Partecipare al venticinque aprile

In questi giorni è tutto un recuperare e far aggiustare le bici che serviranno per il giretto di venerdì mattina alla Bovisa coi partigiani. Dico proprio "coi partigiani", perché 25 aprile non significa solo commemorazione, ma partecipazione.

18 aprile 2014

La Passione a tavola

Era un bel po' che non cucinavo un pranzo intero per i miei figli. Tra le volte in cui andiamo dai nonni e le scorte che mia madre mi ammannisce, per esempio il ragù, c'è sempre qualcosa di già pronto cui ricorrere. Oggi invece, per scelta, ci siamo fatti un giretto al mercato rionale e lì abbiamo deciso l'orientamento del menu. Come secondo, un paio di orate che ho fatto al forno su un letto di veli di patate, zucchine e cipollotto già adagiato su olio, olive di gaeta, capperi e odori, e una sogliola che ho cotto in padella con condimenti simili. Il sughetto per gli spaghi l'ho improvvisato miscelando a fuoco vivo olio, aglio novello, peperoncino, tonno, pomodori datterini, oltre a olive e capperi e al basilico del balconcino. Li ho fatti brindare con me aprendo un vermentino di Alghero, poi sono andato avanti io ma solo fino a metà bottiglia, per preservare un po' di lucidità in vista del testo inglese per il quale la Caju mi aveva chiesto aiuto interpretativo. È stata una bella giornata fatta anche di musica e chiacchiere, mentre la tivù è rimasta sempre spenta.

17 aprile 2014

Cambiando di posto la erre e la gi

L'allergia porta starnuti e lacrimazioni, porta muco e ostruzioni l'allergia, e pure la rinite allergica, che vuole fazzoletti infiniti e spigoli lontani, pena capocciate irredimibili. L'allergia ai pollini t'isola e ridicolizza, t'invalida e ti stizza: è una condizione inumana e ironica, giacché ti colpisce quando la vita è tutta rose e fiori.

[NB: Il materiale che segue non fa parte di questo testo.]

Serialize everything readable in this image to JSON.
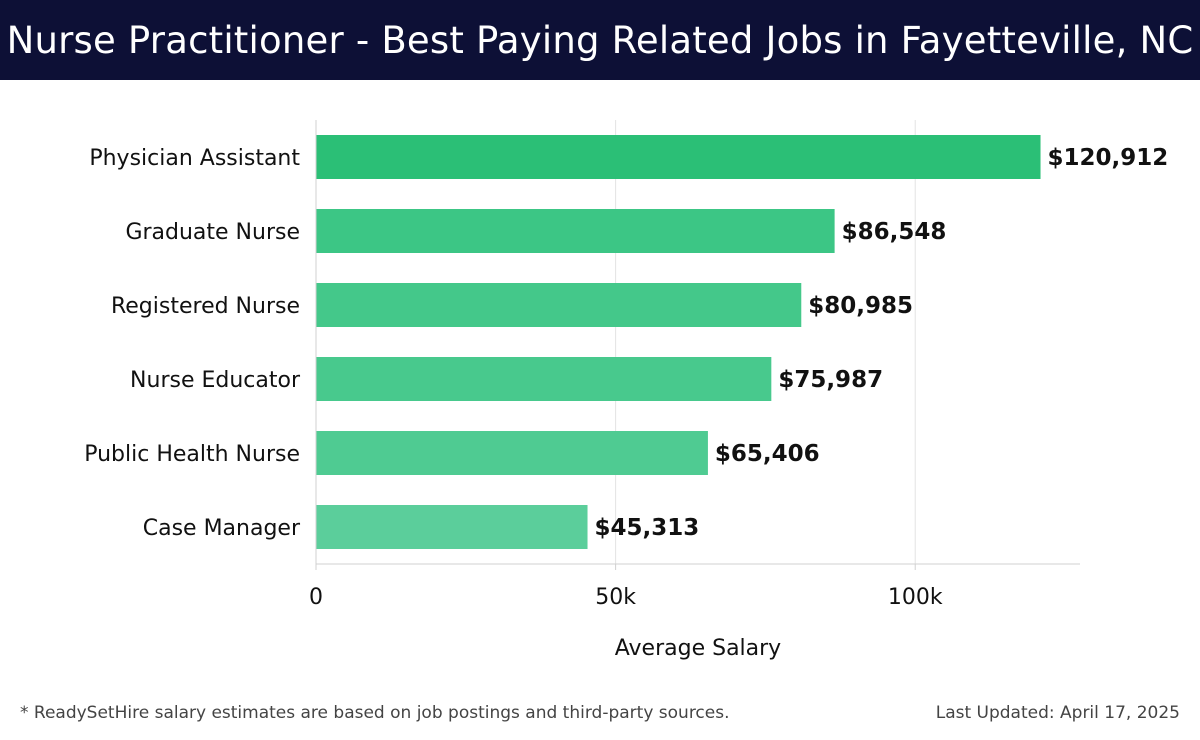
{
  "header": {
    "title": "Nurse Practitioner - Best Paying Related Jobs in Fayetteville, NC"
  },
  "chart_data": {
    "type": "bar",
    "orientation": "horizontal",
    "categories": [
      "Physician Assistant",
      "Graduate Nurse",
      "Registered Nurse",
      "Nurse Educator",
      "Public Health Nurse",
      "Case Manager"
    ],
    "values": [
      120912,
      86548,
      80985,
      75987,
      65406,
      45313
    ],
    "value_labels": [
      "$120,912",
      "$86,548",
      "$80,985",
      "$75,987",
      "$65,406",
      "$45,313"
    ],
    "xlabel": "Average Salary",
    "ylabel": "",
    "xlim": [
      0,
      127500
    ],
    "x_ticks": [
      0,
      50000,
      100000
    ],
    "x_tick_labels": [
      "0",
      "50k",
      "100k"
    ],
    "grid": true,
    "colors": [
      "#2bbf76",
      "#3cc685",
      "#44c88a",
      "#48c98d",
      "#4fcb92",
      "#5bce9b"
    ]
  },
  "footer": {
    "note": "* ReadySetHire salary estimates are based on job postings and third-party sources.",
    "updated": "Last Updated: April 17, 2025"
  }
}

Quest'allergia comunque non è niente, perché poi passa, così come sta passando l'abbassamento di voce, mica come quella volta di quattro anni e mezzo fa, quando ciccai l'unica reunion dei Fragole & Sangue vent'anni dopo.
Quella volta, in coda al matrimonio del nostro tastierista, decidemmo di esibirci in alcuni nostri brani d'epoca e sebbene non li avessimo mai più provati da allora, riuscimmo a eseguirli con un buon impatto sonoro, a parte la voce, porcaccia la miseria, perché quel giorno le mie corde vocali sembravano in sciopero. Diedi la colpa all'allergia (all'ambrosia) e solo qualche mese dopo venni a sapere la vera causa.

Una di queste notti ho sognato proprio di dovermi riesibire con i Fragole & Sangue, ma di accorgermi all'ultimo momento di non avere minimamente ripassato i testi, che nel sogno non ricordavo bene. E sarebbe stato un peccato, perché il pezzo da suonare era Che è rimasto?, l'unico che ci rammarichiamo di non aver mai registrato in studio. Ma prima o poi lo ricanterò, in sogno o da sveglio, non so.

Quanto all'allergia, basta un piccolissimo anagramma per sorriderne.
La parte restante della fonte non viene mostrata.